Carbon dioxide (CO2) from energy consumption is a primary source of anthropogenic greenhouse gas. Injection of CO2 in coalbeds is a plausible method of reducing atmospheric emissions, and it can have the additional benefit of enhancing methane recovery from coal. Most previous studies have evaluated the merits of CO2 disposal in high-rank coals. The objective of this research is to determine the technical and economic feasibility of CO2 sequestration in, and enhanced coalbed methane (ECBM) recovery from, low-rank coals in the Texas Gulf Coast area. Our research included an extensive coal characterization program, deterministic and probabilistic simulation studies, and economic evaluations. We evaluated both CO2 and flue gas injection scenarios.

In this study coal core samples and well transient test data were obtained for characterization of Texas low-rank coals. Simulation studies evaluated the effects of well spacing, injectant fluid composition, injection rate, and dewatering on CO2 sequestration and ECBM recovery.

Probabilistic simulation of 100% CO2 injection in an 80-acre 5-spot pattern indicate that these coals can store 1.27 to 2.25 Bcf of CO2 with an ECBM recovery of 0.48 to 0.85 Bcf. Simulation results of 50% CO2 - 50% N2 injection in the same 80-acre 5-spot pattern indicate that these coals can store 0.86 to 1.52 Bcf of CO2, with an ECBM recovery of 0.62 to 1.10 Bcf. Simulation results of flue gas injection (87% N2 - 13% CO2) indicate that these same coals can store 0.34 to 0.59 Bcf of CO2 at depths of 6,200 ft, with an ECBM recovery of 0.68 to 1.20 Bcf.

Economic modeling of CO2 sequestration and ECBM recovery for 100% CO2 injection indicates predominately negative economic indicators for the reservoir depths and well spacings investigated, using natural gas prices ranging from $2 to $12 per Mscf and CO2 credits based on carbon market prices ranging from $0.05 to $1.58 per Mscf CO2 ($1.00 to $30.00 per ton CO2).
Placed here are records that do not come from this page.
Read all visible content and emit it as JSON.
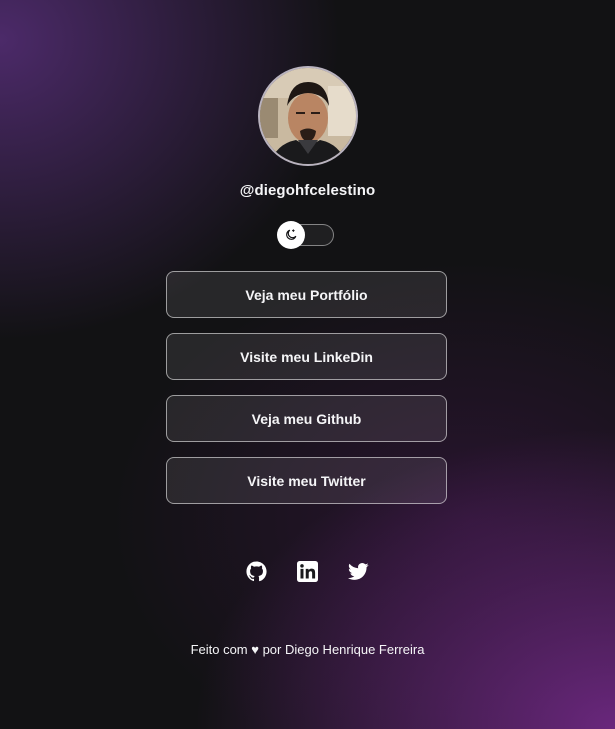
{
  "profile": {
    "username": "@diegohfcelestino",
    "avatar_alt": "Diego"
  },
  "theme_switch": {
    "mode": "dark",
    "icon": "moon-icon"
  },
  "links": [
    {
      "label": "Veja meu Portfólio"
    },
    {
      "label": "Visite meu LinkeDin"
    },
    {
      "label": "Veja meu Github"
    },
    {
      "label": "Visite meu Twitter"
    }
  ],
  "socials": [
    {
      "icon": "github-icon"
    },
    {
      "icon": "linkedin-icon"
    },
    {
      "icon": "twitter-icon"
    }
  ],
  "footer": {
    "text": "Feito com ♥ por Diego Henrique Ferreira"
  },
  "colors": {
    "background": "#121214",
    "accent_purple": "#6e2882",
    "text": "#f5f5f7"
  }
}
Injection of flue gas (87% N2 - 13% CO2) results in better economic performance than injection of 100% CO2.

Moderate increases in either gas prices or carbon credits could generate attractive economic conditions that, combined with the close proximity of many CO2 point sources near unmineable coalbeds, could generate significant CO2 sequestration and ECBM potential in Texas low-rank coals.


Greenhouse gas emissions potentially constitute a major environmental problem. Texas emits approximately 255,651,224 tons[1] of CO2 annually, which is about 10% of the total emitted in the United States. These emissions are mostly from the industrial and electric power sector. Any method that reduces net CO2 emissions would help mitigate the global greenhouse effect. CO2 sequestration in coals is one method that could help achieve this objective. CO2 injected in coal beds may have the dual benefits of CO2 disposal and enhanced coalbed methane recovery. CO2 injection could improve methane recovery and help maintain reservoir pressure, thus reducing operational costs.